Just like you and I, our children get stuck in emotional situations.
My eight-year-old son recently found himself stuck during his weekly extra-curricular swimming class. I first noticed the problem when he jumped out of the pool mid-class and ran over to me in tears. Apparently, he was sad and embarrassed for having come in last place during the warm-ups.
I did my best to encourage him to get back in the water and remind him there was really no competition to get upset about. He was making a mountain out of a molehill. When the same issue came up two more times in a row, I knew this was something I had to focus on and deal with. I wasn’t quite sure what to do or where to turn. Why was he getting so upset over this? It was just a class!
A week later, on the car ride over to the pool, as I anticipated this issue arising again, it hit me.
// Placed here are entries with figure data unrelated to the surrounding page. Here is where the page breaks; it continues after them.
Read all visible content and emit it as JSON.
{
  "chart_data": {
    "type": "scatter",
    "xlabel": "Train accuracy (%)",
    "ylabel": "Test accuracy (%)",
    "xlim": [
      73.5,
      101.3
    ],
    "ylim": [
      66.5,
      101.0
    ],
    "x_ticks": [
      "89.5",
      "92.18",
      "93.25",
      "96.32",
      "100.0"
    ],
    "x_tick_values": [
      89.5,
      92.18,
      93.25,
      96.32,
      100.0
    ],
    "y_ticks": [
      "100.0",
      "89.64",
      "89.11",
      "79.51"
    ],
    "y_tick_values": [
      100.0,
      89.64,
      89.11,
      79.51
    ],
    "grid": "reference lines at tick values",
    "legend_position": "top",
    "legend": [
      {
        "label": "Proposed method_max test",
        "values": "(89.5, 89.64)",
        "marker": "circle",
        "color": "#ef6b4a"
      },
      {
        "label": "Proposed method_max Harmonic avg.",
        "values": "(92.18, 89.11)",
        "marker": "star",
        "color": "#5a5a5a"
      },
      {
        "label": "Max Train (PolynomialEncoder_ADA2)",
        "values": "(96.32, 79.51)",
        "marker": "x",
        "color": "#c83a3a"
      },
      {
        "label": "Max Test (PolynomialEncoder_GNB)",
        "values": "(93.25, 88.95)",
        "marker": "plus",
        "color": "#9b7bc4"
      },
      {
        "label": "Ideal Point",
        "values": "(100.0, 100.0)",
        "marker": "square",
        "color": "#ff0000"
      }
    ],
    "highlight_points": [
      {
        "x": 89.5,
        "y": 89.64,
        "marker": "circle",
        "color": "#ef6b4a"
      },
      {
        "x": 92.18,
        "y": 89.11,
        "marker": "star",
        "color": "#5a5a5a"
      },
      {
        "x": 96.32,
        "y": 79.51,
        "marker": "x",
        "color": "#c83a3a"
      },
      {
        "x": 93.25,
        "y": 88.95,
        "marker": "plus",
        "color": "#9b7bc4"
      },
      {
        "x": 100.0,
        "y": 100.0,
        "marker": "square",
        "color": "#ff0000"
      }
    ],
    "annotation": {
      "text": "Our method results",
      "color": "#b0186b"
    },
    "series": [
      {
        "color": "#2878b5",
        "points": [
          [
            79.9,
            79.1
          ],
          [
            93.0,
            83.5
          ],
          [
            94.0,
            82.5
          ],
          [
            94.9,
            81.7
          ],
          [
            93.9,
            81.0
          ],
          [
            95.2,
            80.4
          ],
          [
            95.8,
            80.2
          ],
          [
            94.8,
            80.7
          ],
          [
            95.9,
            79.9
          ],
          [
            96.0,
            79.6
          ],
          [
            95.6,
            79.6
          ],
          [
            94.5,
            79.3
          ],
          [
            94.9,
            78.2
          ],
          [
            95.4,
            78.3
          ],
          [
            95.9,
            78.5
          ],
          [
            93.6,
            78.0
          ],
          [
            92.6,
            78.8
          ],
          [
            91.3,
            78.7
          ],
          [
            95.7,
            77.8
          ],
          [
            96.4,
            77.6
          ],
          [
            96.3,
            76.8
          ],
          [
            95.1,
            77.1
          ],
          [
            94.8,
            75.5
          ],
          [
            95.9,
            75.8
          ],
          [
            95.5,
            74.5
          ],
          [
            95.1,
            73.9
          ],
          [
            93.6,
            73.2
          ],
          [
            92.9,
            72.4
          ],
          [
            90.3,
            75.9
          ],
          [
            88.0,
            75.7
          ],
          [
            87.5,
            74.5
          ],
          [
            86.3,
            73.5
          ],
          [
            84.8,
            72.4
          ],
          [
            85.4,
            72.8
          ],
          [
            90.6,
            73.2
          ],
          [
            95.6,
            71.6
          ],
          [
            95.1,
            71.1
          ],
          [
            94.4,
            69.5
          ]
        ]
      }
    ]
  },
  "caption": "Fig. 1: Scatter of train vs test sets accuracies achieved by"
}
Just like my son, I get stuck on things. Of course, the situations I get stuck on are different from his, but the idea of getting stuck is one and the same whether you’re an adult or a child. My kids and I have a method we use to get unstuck, but the truth of the matter is, getting unstuck is not enough.
Preparing oneself to anticipate the possibility of getting stuck in the first place (especially with recurring triggers that exist in our lives) can not only help us get out of a sticky place, it can also help us prevent an unfortunate event from erupting.
Personally, I arm myself with “considerations” or fresh alternatives to the stuck situations in my life, such as gratitude, giving the other person the benefit of the doubt, and realizing that people who trigger me are not necessarily out to purposefully hurt me.
So, I thought, why not teach my child to arm himself with considerations just like I do? Why not come up with a list of fresh perspectives or alternatives that he can fall upon before he goes into the pool, rather than try to encourage my son to think rationally when he’s treading water in an emotional pool of tears?
Quite familiar with getting unstuck, he was open to the idea. With a little help from me, this is the list we came up with:
- I can consider I’m new to this swimming class and most, if not all of the other kids, have been swimming for years.
- I can consider I don’t always come in last. Sometimes, yes, but not always.
- I can consider there’s not really a problem with coming in last. It doesn’t feel great, but there’s not really a problem with it.
- I can consider the coach purposefully placed me in the stronger group of the two groups because I am one of the stronger swimmers. So, even if I am last sometimes, I’m still stronger than the kids in the other group.
- I can consider I’m here to learn how to be a better swimmer, and I can compete against myself, rather than compare myself to others.
- I can consider I’m getting stronger everyday.
- I can consider it’s normal to feel frustrated.
I was proud of my son for coming up with this list with me. When we arrived at the pool, I asked which consideration he was going to take on. He responded, “I’ve got this, Mom,” and confidently ran off to the pool, leaving me in the dust.
For the first time since this situation arose, I watched my son swim without any apparent issues. I did notice he came in last during the warm-up session, but he didn’t cry, nor did he appear frustrated. He just kept going.
On the ride home that day, I asked him if he used any of the considerations from the list we created. He told me he considered, among other things, that when he didn’t come in last, he could pay attention to who did. I was surprised because we hadn’t thought to put this consideration on our initial list.
Armed with considerations, my son realized on his own that he wasn’t the only one feeling embarrassed or ashamed when coming in last. He realized he could hold others in a space of compassion, knowing he could identify and empathize with them.
And while he didn’t necessarily approach those kids who came in last, he was preparing himself on his own to be considerate to them rather than not caring as soon as he was no longer in their position.
I’m grateful I woke up to the realization that teaching my son to prepare himself with considerations can help him out of sticky life situations. I’m also proud that he raised his own awareness of others who get stuck in the same boat, effectively enhancing his compassion for others.